A significant drop of 4% in support in January sees the party secure just 25% of the vote. Still some way ahead of other parties, but a long way down from the highs of 35% support seen occasionally since the last election.
While we can’t see exactly where the fall in support has gone directly, it’s clear that the drop is not a result of the government parties re-gaining ground. Fianna Fáil do see a small gain in support (+1%) securing 17% of the first preference vote, their highest poll rating since this time last year, but Fine Gael at 20% and the Green Party at 4% remain stable.
The main beneficiaries instead appear to be independent candidates, and smaller parties such as Aontú and “other parties”. Independent candidates’ rising support is in direct contrast to Sinn Fein’s decline, having gained in the last two polls, with gains of +2% in this poll, and total support now at 15%, higher than at any time since the last General Election.
It is pretty clear that immigration is the big issue, both damaging Sinn Féin support and benefiting those in smaller parties and those independent candidates who are more inclined to have an anti immigration stance. Some of whom have made their stance known by attending protests (e.g. Rosslare harbour, Roscrea, Carlow town).

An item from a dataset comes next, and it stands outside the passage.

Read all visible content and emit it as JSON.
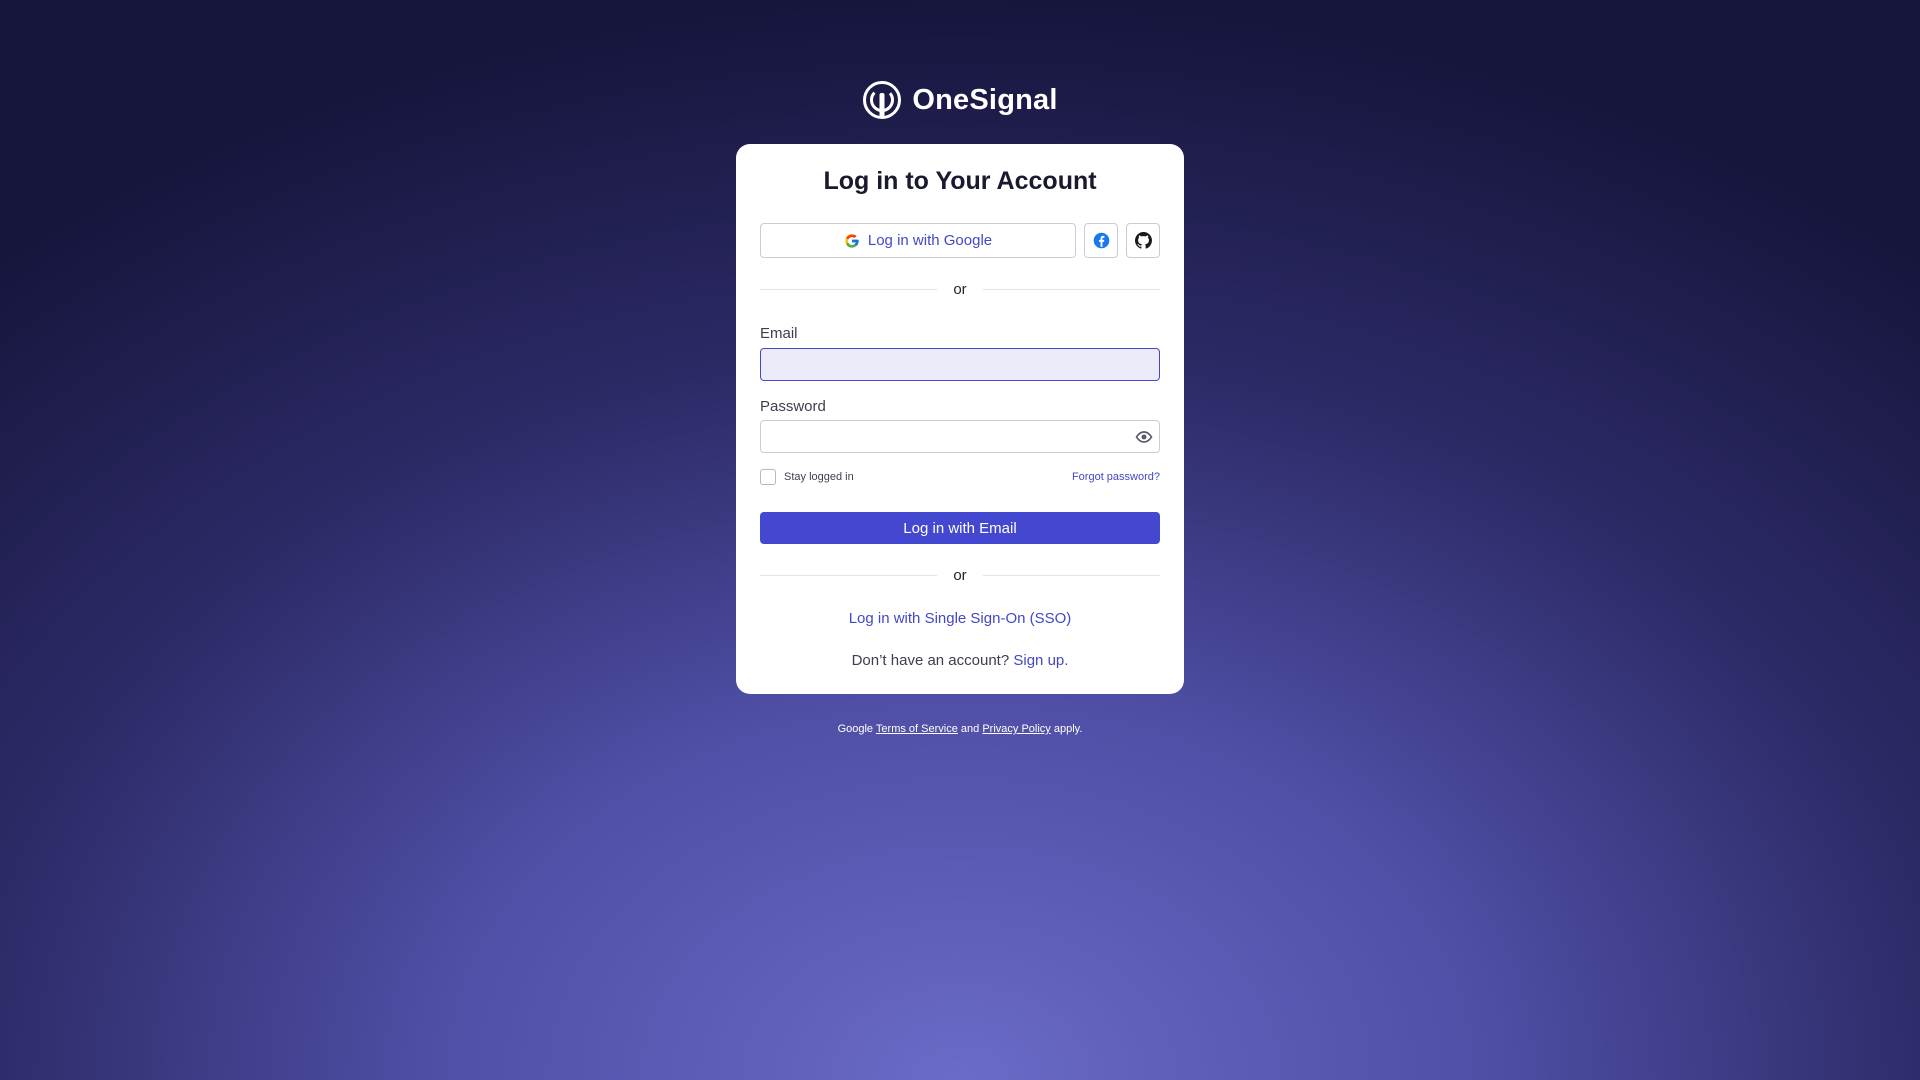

This is further emphasised by Peadar Tóibín’s Aontú, who has also been critical of the government’s policy of asylum seekers, seeing support rise by 1%, to leave the party securing 3% overall, while “other parties” retain a high of 3%. Also, at least a third those that suggest they would support “other parties” (3% in total), directly mention far-right parties such as Ireland First; Irish Freedom Party; and National Party.
We again asked some questions about refugees and how we should accommodate them then in this poll, and the results to these questions also underpin the move in party support. When given the option, the majority (66%) believe that Ireland has taken in too many refugees, while only 16% believe that we have NOT taken in too many refugees. The rest (18%) remain neutral or undecided.

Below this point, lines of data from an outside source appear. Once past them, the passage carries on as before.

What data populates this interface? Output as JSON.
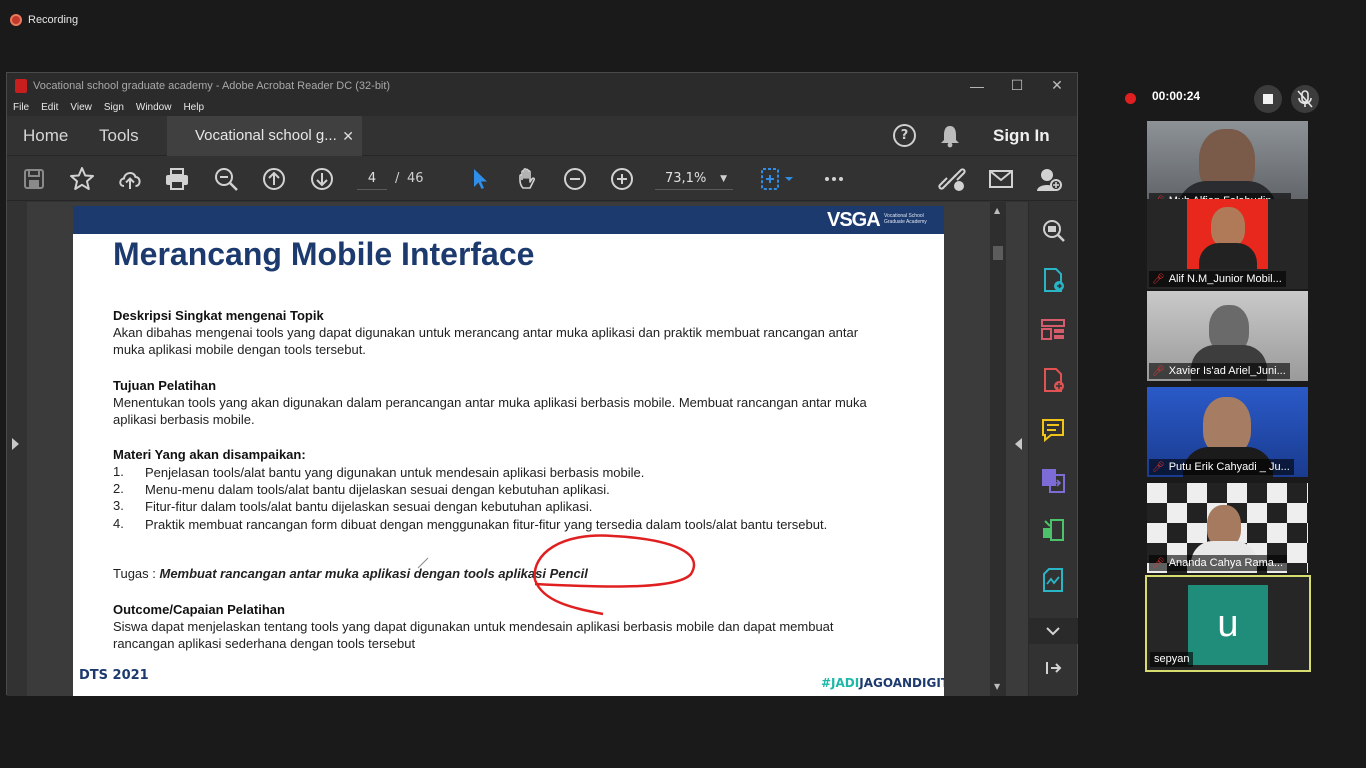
{
  "recording": {
    "label": "Recording"
  },
  "acrobat": {
    "window_title": "Vocational school graduate academy - Adobe Acrobat Reader DC (32-bit)",
    "menu": [
      "File",
      "Edit",
      "View",
      "Sign",
      "Window",
      "Help"
    ],
    "tabs": {
      "home": "Home",
      "tools": "Tools",
      "document": "Vocational school g..."
    },
    "sign_in": "Sign In",
    "page_current": "4",
    "page_separator": "/",
    "page_total": "46",
    "zoom": "73,1%",
    "accent_color": "#2f8ee8"
  },
  "slide": {
    "logo": "VSGA",
    "logo_sub": "Vocational School Graduate Academy",
    "title": "Merancang Mobile Interface",
    "sections": {
      "deskripsi_h": "Deskripsi Singkat mengenai Topik",
      "deskripsi_p": "Akan dibahas mengenai tools yang dapat digunakan untuk merancang antar muka aplikasi dan praktik membuat rancangan antar muka aplikasi mobile dengan tools tersebut.",
      "tujuan_h": "Tujuan Pelatihan",
      "tujuan_p": "Menentukan tools yang akan digunakan dalam perancangan antar muka aplikasi berbasis mobile. Membuat rancangan antar muka aplikasi berbasis mobile.",
      "materi_h": "Materi Yang akan disampaikan:",
      "materi_items": [
        {
          "n": "1.",
          "t": "Penjelasan tools/alat bantu yang digunakan untuk mendesain aplikasi berbasis mobile."
        },
        {
          "n": "2.",
          "t": "Menu-menu dalam tools/alat bantu dijelaskan sesuai dengan kebutuhan aplikasi."
        },
        {
          "n": "3.",
          "t": "Fitur-fitur dalam tools/alat bantu dijelaskan sesuai dengan kebutuhan aplikasi."
        },
        {
          "n": "4.",
          "t": "Praktik membuat rancangan form dibuat dengan menggunakan fitur-fitur yang tersedia dalam tools/alat bantu tersebut."
        }
      ],
      "tugas_label": "Tugas : ",
      "tugas_text": "Membuat rancangan antar muka aplikasi dengan tools aplikasi Pencil",
      "outcome_h": "Outcome/Capaian Pelatihan",
      "outcome_p": "Siswa dapat menjelaskan tentang tools yang dapat digunakan untuk mendesain aplikasi berbasis mobile dan dapat membuat rancangan aplikasi sederhana dengan tools tersebut"
    },
    "footer_left": "DTS 2021",
    "footer_right_a": "#JADI",
    "footer_right_b": "JAGOANDIGITAL",
    "annotation_color": "#e02020"
  },
  "call": {
    "timer": "00:00:24",
    "participants": [
      {
        "name": "Muh Alfian Falahudin_..."
      },
      {
        "name": "Alif N.M_Junior Mobil..."
      },
      {
        "name": "Xavier Is'ad Ariel_Juni..."
      },
      {
        "name": "Putu Erik Cahyadi _ Ju..."
      },
      {
        "name": "Ananda Cahya Rama..."
      }
    ],
    "self": {
      "initial": "u",
      "name": "sepyan"
    }
  }
}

This majority opinion is held among all demographic cohorts, although it is more strongly held among those in more working class groups. It also appears to be a view held more so outside of Dublin, and in rural locations in particular. It is also an opinion tellingly most strongly held among those who suggest they will vote for Independent candidates at the next election and (while on a small sample size) those that support Aontú and other parties.
Voters are also unclear about how refugees should be housed going forward. When given the option of either using more direct provision centres for Ukrainian refugees or locating them in local communities across the country, little consensus emerged. Those who were more likely to feel that Ireland had taken in too many refugees tend to also support the use of large direct provision centres, while those who felt we hadn’t taken in too many are more inclined to keep to the current model of housing them in local communities.

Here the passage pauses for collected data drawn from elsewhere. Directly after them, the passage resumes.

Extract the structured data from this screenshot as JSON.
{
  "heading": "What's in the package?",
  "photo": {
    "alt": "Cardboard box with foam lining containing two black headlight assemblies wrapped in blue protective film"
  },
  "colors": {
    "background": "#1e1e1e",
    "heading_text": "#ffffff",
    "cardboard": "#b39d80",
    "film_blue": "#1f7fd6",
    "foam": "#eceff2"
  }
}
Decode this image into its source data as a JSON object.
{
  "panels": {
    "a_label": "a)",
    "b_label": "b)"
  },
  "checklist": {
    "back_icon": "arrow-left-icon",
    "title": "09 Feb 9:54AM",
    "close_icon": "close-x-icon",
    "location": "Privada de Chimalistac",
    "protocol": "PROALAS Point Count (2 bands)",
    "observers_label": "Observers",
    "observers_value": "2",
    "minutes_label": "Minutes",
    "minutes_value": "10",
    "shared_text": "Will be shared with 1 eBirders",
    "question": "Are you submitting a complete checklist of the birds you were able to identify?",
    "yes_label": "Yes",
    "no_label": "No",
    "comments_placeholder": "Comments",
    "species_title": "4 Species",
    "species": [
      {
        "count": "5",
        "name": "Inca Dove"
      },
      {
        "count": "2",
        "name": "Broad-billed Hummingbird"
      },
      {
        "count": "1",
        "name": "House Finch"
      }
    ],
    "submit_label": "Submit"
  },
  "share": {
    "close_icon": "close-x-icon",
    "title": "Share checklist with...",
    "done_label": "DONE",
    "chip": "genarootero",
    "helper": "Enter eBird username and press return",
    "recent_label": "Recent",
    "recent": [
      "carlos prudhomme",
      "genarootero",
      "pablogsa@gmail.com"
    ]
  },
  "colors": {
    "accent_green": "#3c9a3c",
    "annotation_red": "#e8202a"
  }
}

For Sinn Féin, the issue of immigration doesn’t appear to have been solved, despite a move by the party in recent months to build a narrative that was more supportive of those that opposed immigration. The party is certainly more at risk from fragmentation of the vote to more anti-immigration and right-wing candidates and parties, given much of its support is built on a wave of anti-establishment sentiment, rather than one of support for its own policies.
We had initially seen that the loss of support for the party was being driven by younger voters, but today’s drop in support is across all demographic groups. This is exactly the reverse of how their support grew in 2020 and beyond, and must be of significant concern for the party, when they appeared to be on the cusp of power in the Republic of Ireland.
Of course, this is just one poll, but it does follow on from gradual drops in support for the party seen in several polls before Christmas. How they react now, to further try and stem the tide, and get those votes back, will be key to their success in the next general election that could well happen this year.
Make no mistake, immigration is now very much a key factor for voters and a concern for every party as we move towards the next General Election.